The goal of the committee was to develop a plan where instruction could happen in a virtual setting, students and families would be able to communicate with their teachers and administrators and these administrators could continue to run their buildings virtually.
“I cannot stress enough the hard work that this committee did in developing this plan and all of the resources that have been shared. It was a huge undertaking that occurred in a very short period of time. We have a great team in Hernando County!” Ms. Michalicka stated.
The biggest challenge was making sure that the platform the schools were considering was going to be easy for everyone to learn and navigate in a short time period.
“We had a very tight window in rolling this out and our number one priority was flexibility for our students and staff,” Ms. Michalicka continued.
The school system is using Canvas as its platform and the committee created professional development modules for the teachers and administrators. They are able to refer back to these modules and use them accordingly.
The biggest challenge the first week the system was in place was making sure students had access to the internet and had a device to use at home. If students did not have a device, administrators reached out to provide them with a laptop from the school. More than 3,000 devices have been distributed to students.
“Teachers and staff have done an excellent job reaching out to students to assist and support them in registering for their Canvas classes.
There has been some challenge ensuring that students are able to access their Canvas accounts. School staff contacted students and parents if the students had not logged into their classes. Schools tracked how many students had set up their Canvas accounts and administrators set up teams at their schools to reach out to families and support them. There was monitoring of this data to ensure that every student had been reached.
Brad Merschbach, who teaches American History to tenth, eleventh and twelfth graders at Central High School, commented, “Being a teacher, itself, prepared me for online education. Teachers have to adapt and be flexible every day. Our administration at Central has been very helpful at providing tutorials, online faculty meetings and one-to-one help when necessary.”

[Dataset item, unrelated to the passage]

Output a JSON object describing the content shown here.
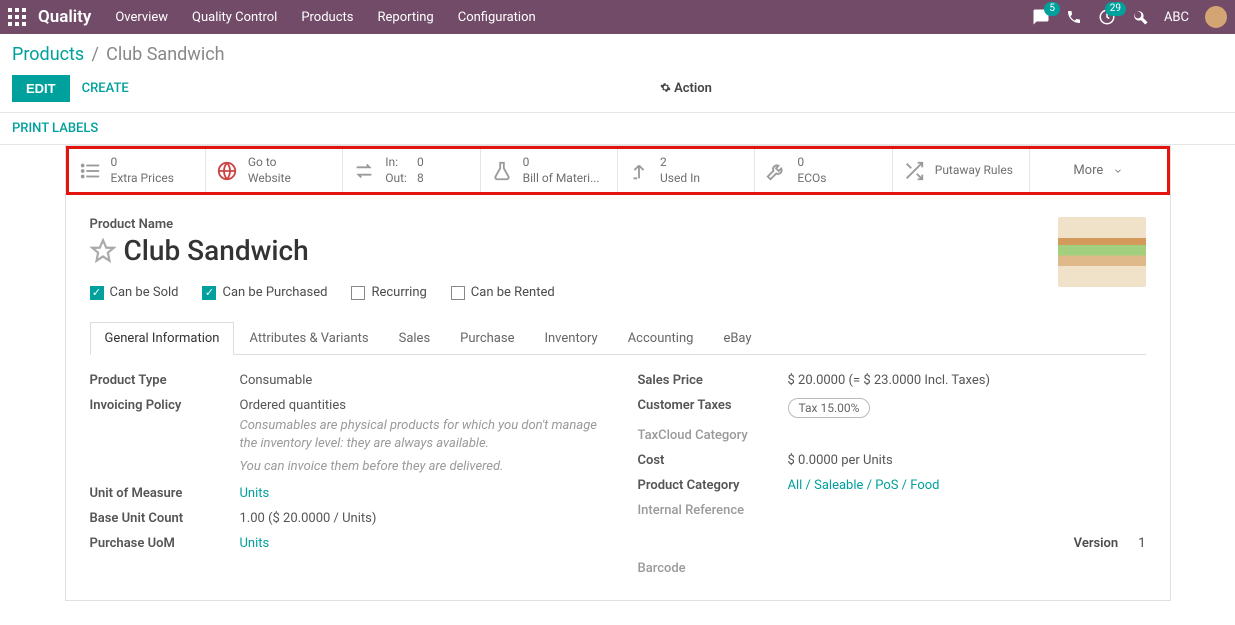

The biggest challenge for Merschbach and other teachers has been the transition to the way they interact with their students.
“As a teacher, my favorite part of teaching is seeing my students each day. Online teaching has definitely created a challenge in that, but everyone is adapting and changing as the situation changes. It is important to make yourself available to the students and parents and provide them with ways to interact with you.”
In every subject, there are always students who have more difficulty than others in grasping the material. The teachers are handling this challenge, as well.
“You need to be available, flexible and understanding. Being available is important – whether that is for students or the parents because both can be struggling to adjust. Being flexible with how and when students work is very important. You have to be understanding that every student’s home life is different, some more difficult than others. I check and respond to emails or messages from students with questions three specific times a day at 11am, 1pm, and 2:45pm. They can email me questions or schedule a one-on-one call for assistance,” Merschbach continued.
He has had a couple of parents sign up as “observers” in his classes so they can track what is going on and he communicates with them by email.
In addition to his teaching duties, Merschbach has two daughters – one in Kindergarten and one in third grade at J.D. Floyd Elementary, so the situation is doubly challenging as he juggles the roles of parent and teacher.
“They have had no problems with the program and getting assignments. Their teachers have been fantastic interacting with the students. As a parent, the challenge has been developing a routine. My kids are used to the structure and routine that school provides. My wife, Jen, has done a fantastic job of setting up screen time, assignment completion, and explaining lessons. She is the assessment teacher at Central High School and has played an integral role in helping keep my kids organized while also being on the technical support team for teachers and students in running Canvas.”
Merschbach takes attendance daily utilizing a log-in and log-out time stamp, so he can check nightly to verify students logged in during that day to check and complete assignments and tasks. At the end of each week, he submits a form to administration with his attendance records and they are logged into the system. Attendance is very important and needs to be accurately kept.
At-home schooling can be more of a challenge to some students than for others. Some of these students might be running the house; they might essentially be the parent and taking care of younger siblings. They might not have access to the internet or any number of unique difficulties.
“It is important, as an educator, to be understanding of circumstances that might be out of the student’s control and understand that eLearning might not be the easiest for them. We are trying to be patient and accommodating to help all of our students succeed in these trying times,” Merschbach concludes.